In the United States; is it illegal to use a single serve wrapped slice of Kraft cheese as a postcard?
In the United States; is it illegal to use a single serve wrapped slice of Kraft cheese as a postcard?
This is assuming it's sealed and has a proper stamp. Post cards are more expensive than cheese. And who doesn't like cheese right?
This would be prohibited by the USPS:
Full list of prohibited items
American cheese doesn't look like it'll ever deteriorate.
When I was younger, we moved around a lot, and as side effect of that, we paid for a storage unit to hold less frequently used stuff. Around the time I started high school, we managed to buy a house, and moved everything from the storage unit into our home. In it there was a picnic basket that I had never seen before. I remember looking inside and finding a horrible smelling bag of "bread" which was actually a black liquid with lumps in it. There was also some individually wrapped cheese slices which visually speaking were indistinguishable from any I could buy in the store today.

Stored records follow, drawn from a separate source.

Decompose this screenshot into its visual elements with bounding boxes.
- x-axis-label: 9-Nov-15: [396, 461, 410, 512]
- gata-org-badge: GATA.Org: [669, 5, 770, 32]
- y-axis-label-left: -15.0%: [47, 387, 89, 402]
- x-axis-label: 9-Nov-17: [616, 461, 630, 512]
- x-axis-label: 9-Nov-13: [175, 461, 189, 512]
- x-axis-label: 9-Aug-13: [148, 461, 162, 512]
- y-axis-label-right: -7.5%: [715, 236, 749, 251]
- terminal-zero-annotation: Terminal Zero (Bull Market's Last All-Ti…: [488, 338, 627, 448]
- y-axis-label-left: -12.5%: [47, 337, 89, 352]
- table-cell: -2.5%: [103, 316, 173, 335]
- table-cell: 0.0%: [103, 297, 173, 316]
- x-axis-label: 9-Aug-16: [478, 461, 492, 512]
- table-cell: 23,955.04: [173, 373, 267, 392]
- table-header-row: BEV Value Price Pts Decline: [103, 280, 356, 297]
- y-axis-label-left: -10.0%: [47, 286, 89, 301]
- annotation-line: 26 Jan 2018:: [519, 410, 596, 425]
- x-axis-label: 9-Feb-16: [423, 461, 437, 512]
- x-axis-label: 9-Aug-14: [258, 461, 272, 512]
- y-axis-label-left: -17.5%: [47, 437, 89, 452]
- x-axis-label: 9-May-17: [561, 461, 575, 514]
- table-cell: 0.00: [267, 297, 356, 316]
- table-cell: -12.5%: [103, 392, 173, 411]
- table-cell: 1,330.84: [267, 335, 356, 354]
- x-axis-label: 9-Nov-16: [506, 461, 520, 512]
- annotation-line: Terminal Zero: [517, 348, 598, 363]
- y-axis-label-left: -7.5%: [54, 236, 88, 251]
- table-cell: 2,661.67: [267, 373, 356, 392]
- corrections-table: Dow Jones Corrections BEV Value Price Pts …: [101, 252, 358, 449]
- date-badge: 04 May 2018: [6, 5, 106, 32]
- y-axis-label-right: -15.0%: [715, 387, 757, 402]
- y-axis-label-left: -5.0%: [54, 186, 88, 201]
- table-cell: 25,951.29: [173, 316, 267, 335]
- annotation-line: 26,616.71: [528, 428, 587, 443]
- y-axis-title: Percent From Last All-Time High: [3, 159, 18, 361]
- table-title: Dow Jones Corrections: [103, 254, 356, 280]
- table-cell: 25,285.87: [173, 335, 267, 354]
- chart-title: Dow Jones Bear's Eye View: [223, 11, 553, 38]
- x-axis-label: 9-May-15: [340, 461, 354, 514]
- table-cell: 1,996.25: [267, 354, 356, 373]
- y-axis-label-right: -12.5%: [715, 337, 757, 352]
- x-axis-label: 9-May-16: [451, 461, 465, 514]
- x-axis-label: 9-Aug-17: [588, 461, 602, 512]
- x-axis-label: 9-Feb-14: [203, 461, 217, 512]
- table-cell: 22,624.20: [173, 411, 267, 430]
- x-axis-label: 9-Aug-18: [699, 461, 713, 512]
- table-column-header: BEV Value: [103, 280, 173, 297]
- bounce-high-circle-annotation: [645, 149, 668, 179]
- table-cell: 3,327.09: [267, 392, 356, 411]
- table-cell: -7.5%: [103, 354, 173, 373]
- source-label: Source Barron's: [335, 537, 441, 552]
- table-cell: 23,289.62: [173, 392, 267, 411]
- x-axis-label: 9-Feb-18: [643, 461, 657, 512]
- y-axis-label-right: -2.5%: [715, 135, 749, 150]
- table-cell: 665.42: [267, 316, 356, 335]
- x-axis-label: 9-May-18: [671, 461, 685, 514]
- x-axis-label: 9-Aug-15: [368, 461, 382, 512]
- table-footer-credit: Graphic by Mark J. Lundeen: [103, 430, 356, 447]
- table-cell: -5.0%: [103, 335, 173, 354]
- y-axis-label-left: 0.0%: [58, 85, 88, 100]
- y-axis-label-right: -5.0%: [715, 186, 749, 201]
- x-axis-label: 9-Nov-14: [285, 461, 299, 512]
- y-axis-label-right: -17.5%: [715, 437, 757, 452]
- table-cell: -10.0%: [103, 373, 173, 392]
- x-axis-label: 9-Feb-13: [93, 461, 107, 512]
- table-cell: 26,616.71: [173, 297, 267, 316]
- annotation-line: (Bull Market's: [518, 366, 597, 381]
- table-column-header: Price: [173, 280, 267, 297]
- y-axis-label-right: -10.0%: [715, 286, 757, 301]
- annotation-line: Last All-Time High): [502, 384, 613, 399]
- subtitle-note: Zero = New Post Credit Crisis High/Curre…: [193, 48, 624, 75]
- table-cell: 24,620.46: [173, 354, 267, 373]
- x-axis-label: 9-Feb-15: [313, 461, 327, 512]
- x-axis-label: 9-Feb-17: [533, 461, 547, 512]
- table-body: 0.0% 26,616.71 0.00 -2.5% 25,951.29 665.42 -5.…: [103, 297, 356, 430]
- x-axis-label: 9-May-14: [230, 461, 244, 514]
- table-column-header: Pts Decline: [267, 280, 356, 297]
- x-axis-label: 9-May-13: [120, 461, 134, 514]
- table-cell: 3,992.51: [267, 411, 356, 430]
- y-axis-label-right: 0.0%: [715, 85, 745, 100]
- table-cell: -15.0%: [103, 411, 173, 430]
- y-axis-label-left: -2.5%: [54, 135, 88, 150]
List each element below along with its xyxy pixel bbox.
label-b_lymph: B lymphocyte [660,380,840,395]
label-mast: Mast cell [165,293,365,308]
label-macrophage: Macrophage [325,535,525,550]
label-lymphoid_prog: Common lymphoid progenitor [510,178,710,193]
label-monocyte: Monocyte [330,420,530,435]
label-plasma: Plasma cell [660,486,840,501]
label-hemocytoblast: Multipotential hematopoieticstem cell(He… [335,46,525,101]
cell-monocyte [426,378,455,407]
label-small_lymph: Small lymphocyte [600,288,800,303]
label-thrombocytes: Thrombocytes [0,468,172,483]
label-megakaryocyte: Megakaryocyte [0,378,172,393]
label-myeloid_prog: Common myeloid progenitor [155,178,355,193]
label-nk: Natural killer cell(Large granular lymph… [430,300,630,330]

Does Kraft "cheese" really count as food though?
I'm going to die on this hill: Cheeses like this are real food. Typically real cheese is one of if not the first ingredient. They are made from cheese, milk, and an emulsifying agent. It's literally cheese sauce with a higher melting point. You can make it yourself it's really easy, you can use non standard cheeses for it like provolone or Gouda, and the only real difference would be in preservatives
It's certainly perishable, doesn't have to be food
Interesting. So the potato thing is technically against their rules, but they just do it anyways I guess?
The regulation you cited does not strictly prohibit the mailing of "perishable items".
Who said perishable items were "strictly prohibited?" Slapping a stamp on a kraft single would not meet the criteria laid out in the second half of the sentence you left out of your quote.
Yet people received their Pink sauce...
was going to say perishable was the first thing that came to my mind.